Hence our `hero` Pratap (based on a real-life encounter specialist) is shown to
kill criminals, extort money from builders and businessman and hobnob with the
powerful and profance. And yet he returns home to a loving wife (Neha Dhupia)
and a daughter. The father-daughter scenes are done with a tremulous tenderness.
Sonu invests immense emotion in these scenes. His performance takes him through
several moral dilemmas. Years pass. Sonu`s body language expresses the
deplorable shift in power equations.
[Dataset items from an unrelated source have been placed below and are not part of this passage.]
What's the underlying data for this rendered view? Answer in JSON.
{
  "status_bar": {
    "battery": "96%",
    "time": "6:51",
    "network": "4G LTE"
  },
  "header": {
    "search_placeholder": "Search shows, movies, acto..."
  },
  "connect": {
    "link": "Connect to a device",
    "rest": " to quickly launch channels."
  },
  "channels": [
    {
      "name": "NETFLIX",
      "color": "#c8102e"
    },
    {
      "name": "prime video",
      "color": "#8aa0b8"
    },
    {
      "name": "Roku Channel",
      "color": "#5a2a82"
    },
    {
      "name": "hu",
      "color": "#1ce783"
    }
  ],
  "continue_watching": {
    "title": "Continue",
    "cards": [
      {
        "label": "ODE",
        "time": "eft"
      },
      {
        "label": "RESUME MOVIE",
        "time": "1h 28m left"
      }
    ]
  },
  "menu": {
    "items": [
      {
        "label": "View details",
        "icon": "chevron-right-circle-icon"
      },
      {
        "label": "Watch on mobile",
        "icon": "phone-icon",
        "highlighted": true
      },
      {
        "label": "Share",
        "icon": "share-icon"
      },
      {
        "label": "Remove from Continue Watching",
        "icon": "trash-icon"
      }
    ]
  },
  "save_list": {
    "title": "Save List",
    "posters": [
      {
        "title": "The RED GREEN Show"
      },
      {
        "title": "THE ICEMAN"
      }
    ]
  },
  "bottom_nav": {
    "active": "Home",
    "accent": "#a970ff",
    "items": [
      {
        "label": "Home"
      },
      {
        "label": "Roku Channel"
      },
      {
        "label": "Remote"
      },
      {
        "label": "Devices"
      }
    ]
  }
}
Here`s a performance that again proves this
underrated actor`s unimpeachable versatility.
When you are slipping you either fight back or you keep quiet, he
tells his journalist-friend, played by Amit Sadh. They share keema-paoat an
Irani restaurant. As the years pass, earlier the cop paid, later the scribe
does. A subtle illustration of a power-shift that says so much about the
socio-economic equations of Mumbai.
The journalist`s character remains a kind of sutradhar. By the end of the film
we really don`t know who is in the crime folds for the money and who`s there for
the power.
Maximum is a film that`s far more in-charge of its out-of-control
sharp-shooting cops than it seems. Yes, there have been any number of films
about encounter cops. But this one gets at the underbelly of desolation and
isolation of such cops as effectively as Shimit Amin`s Ab Tak Chappan.
There are some brilliantly executed shootouts.
A layered sharp and sagacious look at the internecine world of encounter cops,
Maximum is a minimum-fuss crime drama where the characters are so
austere in their emotions they somehow seem to be constantly shadow-dancing with
their conscience.
The performances by Sonu and Naseer Shah propel the plot to a gripping summit.
But there isn`t enough of Naseer. Vinay Pathak as a Uttar Pradesh politician and
Amit as a journalist, both trying to make sense of Mumbai`s confounding
cosmopolitanism, add considerably to the film`s powerful personality.
For Sonu Maximum is a new beginning.
Maximum is a Hindi crime thriller film written and directed by Kabeer Kaushik.The project features Naseeruddin Shah,Sonu Sood,Neha Dhupia and Vinay Pathak in pivotal roles. The film, an Action Drama, encapsulates the journey of two Super Cops and their struggle for power. Maximum power. But they are not alone in this game. There are other players. The conspirators. Moving at every level. Taking the narrative through layers of emotions. Betrayals. And intense politics. To an unpredictable climax.